Mientras le decía esto, me palpé la cuarta costilla, y ella se llevó la mano a la cabeza para arreglarse alguna nada del tocado, que le hacía cosquillas en la nuca, y que disimulaba la falta de la cabellera. Tenía un casquetín de blondas negras y vestía un traje de satín de igual color. En el cuello un tul blanco plegado, y una gruesa cadena de oro, en la que estaba suspendido un relicario de rubíes.

Habría jurado que en aquel relicario estaba el veneno.

No sabía por dónde comenzar.

Frine, vestida, se presentaba sin abogado.

Y ¡cómo! después de tanta pesquisa, de tantas averiguaciones, ¿me iba a avasallar aquella mujer?

La ofuscación había pasado, y ella rompió el silencio.

—«Usted sabe mi nombre, y esto me indica que usted sabe todo.»

Su voz había cambiado, y era dulce como un caramelo, y blanda y voluptuosa como sus ojos.

—«Si no todo, una gran parte a lo menos. He sido llevado de la mano por la curiosidad y por el acaso.»

Me pareció que no le hablaba con bastante energía. Que mi voz no tenía esa resonancia que iba a atravesar las ventanas, y que algunos vocablos nacían como súplicas en vez de retorcerse como órdenes.

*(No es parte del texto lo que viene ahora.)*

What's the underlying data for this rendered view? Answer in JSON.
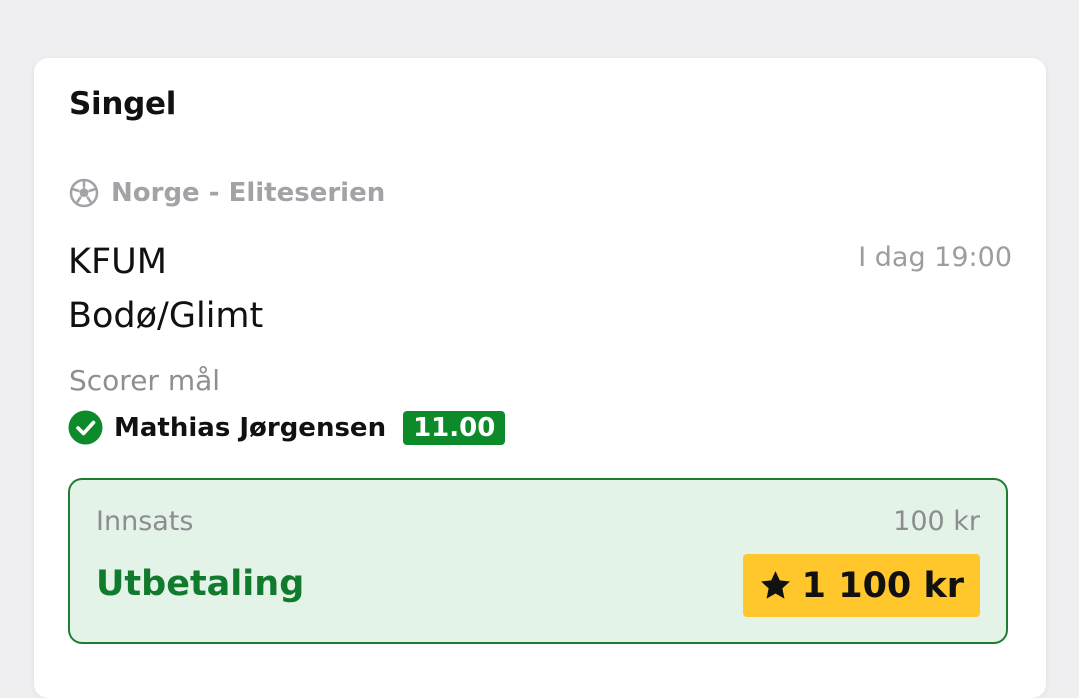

—«Vengo, señorita, para salvarla. Su secreto ya no le pertenece, ni a mí tampoco, porque otras personas han tomado parte en esta investigación. Al regresar de un largo viaje, un amigo me regaló una bolsa de huesos que un estudiante de Medicina dejó olvidada en la casa del Señor Equis. Estudié esos huesos. Un frenólogo estudió el cráneo. La casualidad quiso que el Doctor Pineal tuviera un esqueleto semejante, el cual procedía de una casa de la calle Europa. El frenólogo estudió también el cráneo y halló lo mismo que en el otro. En ambas casas había vivido Antonio Lapas; en ambas había muebles que conservaban cierto perfume exquisito; en ambas el estudiante era un modelo de discreción y de prudencia; en ambos esqueletos faltaba la cuarta costilla; en la carne, y sobre la misma, Saturnino presentaba una incisión cicatrizada; los tres tenían inteligencia brillante y eran estudiantes de Medicina; en la Facultad ignoraban la existencia de Antonio Lapas, lo mismo que en la de Montevideo, en la de Córdoba y en la de Santiago de Chile; pero en los libros de la nuestra quedada constancia de la época de desaparición de Nicanor B. y de Mariano N., como queda, en el espíritu de los médicos, la convicción de que Saturnino ha sido envenenado con cierta sustancia que no conocen, que yo sé que procede de un vegetal del Perú y que ataca los nervios de la base del cerebro, terminando por paralizar el corazón. Pero yo sé también que en cierta cómoda hallé un final de carta en el que se leían algunas palabras cariñosas, al pié de las cuales se veía el nombre de Clara T., y que la letra de esa carta era la misma que la que había en cierto fémur procedente de la calle Tucumán.

Clara sollozaba.

—«¡Estoy descubierta! ¡estoy perdida!»

—«Sí, señorita; está descubierta, porque cuando la Ciencia puede llegar a decir 'este esqueleto es de Mariano N. y este de Nicanor B.' es porque la Ciencia no ha agotado el tesoro, no ha extinguido aún las fuentes ni las formas de la investigación.»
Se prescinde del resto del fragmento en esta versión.